Sicuramente vi saranno molti detenuti che hanno fatto un’esperienza analoga in più di un carcere e purtroppo ogni carcere ha il suo lato positivo o negativo. Ma spesso è nelle cose più normali del mondo, che poi qui in Italia ci distinguiamo dagli altri paesi della Unione Europea. Purtroppo facciamo anche spesso e volentieri una pessima figura quando l’Italia viene citata in negativo davanti alla Corte Europea per i diritti dell’uomo. Penso che quello che è capitato a me non dovrebbe capitare più a nessuno e questa dovrebbe diventare una lotta per i diritti umani nei paesi dell’Unione Europea. Mi ha sempre fatto male al cuore sentire citata l’Italia tra le ultime della classe in Europa, per il rispetto dei diritti fondamentali.

Il lato buono delle carceri italiane, perché qualcuno ce n’è, è di poter indossare abiti civili, e poi la possibilità di essere ascoltato da un’educatrice e dall’assistente sociale e dagli assistenti volontari, per me tutte cose nuove che in Germania non esistevano.

Devo anche ammettere che la cucina nelle carceri italiane è abbastanza buona, in più si ha la possibilità di cucinare da soli quello che si può comprare alla spesa. Anche le celle qui a Padova sono più a misura d’uomo. Per il resto, tutti i corsi che si fanno qui vengono proposti egualmente all’estero, con una differenza: che in Germania lavorano quasi tutti e chi vuole frequentare un corso può andarci la sera per tre ore al giorno, per sei giorni alla settimana. Inoltre, c’è la possibilità di tenere in cella tutto il necessario per potere affrontare il corso prescelto.

Per quanto riguarda la popolazione carceraria, penso che ognuno ha la possibilità di essere capito, l’importante è comportarsi nel miglior modo possibile, in maniera corretta, con tutti.

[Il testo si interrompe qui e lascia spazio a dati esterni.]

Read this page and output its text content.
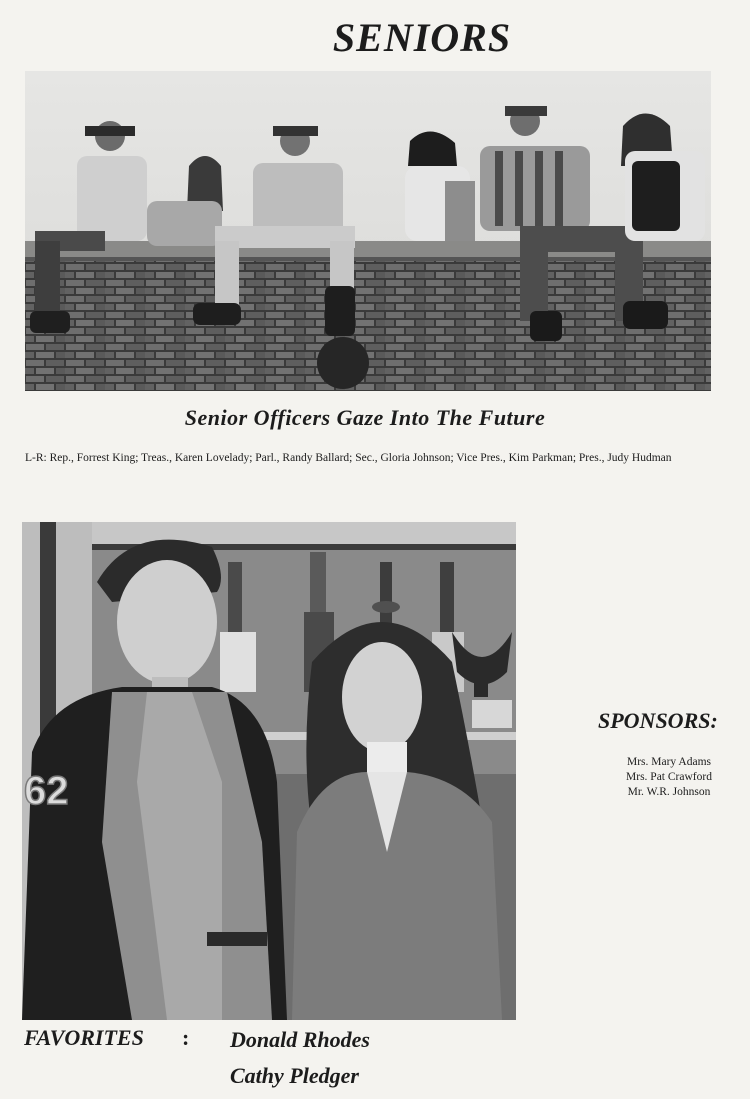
SENIORS
Senior Officers Gaze Into The Future
L-R: Rep., Forrest King; Treas., Karen Lovelady; Parl., Randy Ballard; Sec., Gloria Johnson; Vice Pres., Kim Parkman; Pres., Judy Hudman
62
SPONSORS:
Mrs. Mary Adams
Mrs. Pat Crawford
Mr. W.R. Johnson
FAVORITES : Donald Rhodes
Cathy Pledger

C’è un detto che dice: "Se vuoi essere rispettato, devi prima tu rispettare gli altri". Noi siamo tutti in una grande barca e dipende da noi tenerla a galla, o farla affondare! La mia speranza è che venga fatta giustizia su questo fatto che riguarda me, ma anche altri, perché non serve essere giuristi per comprendere che si tratta di una grave ingiustizia!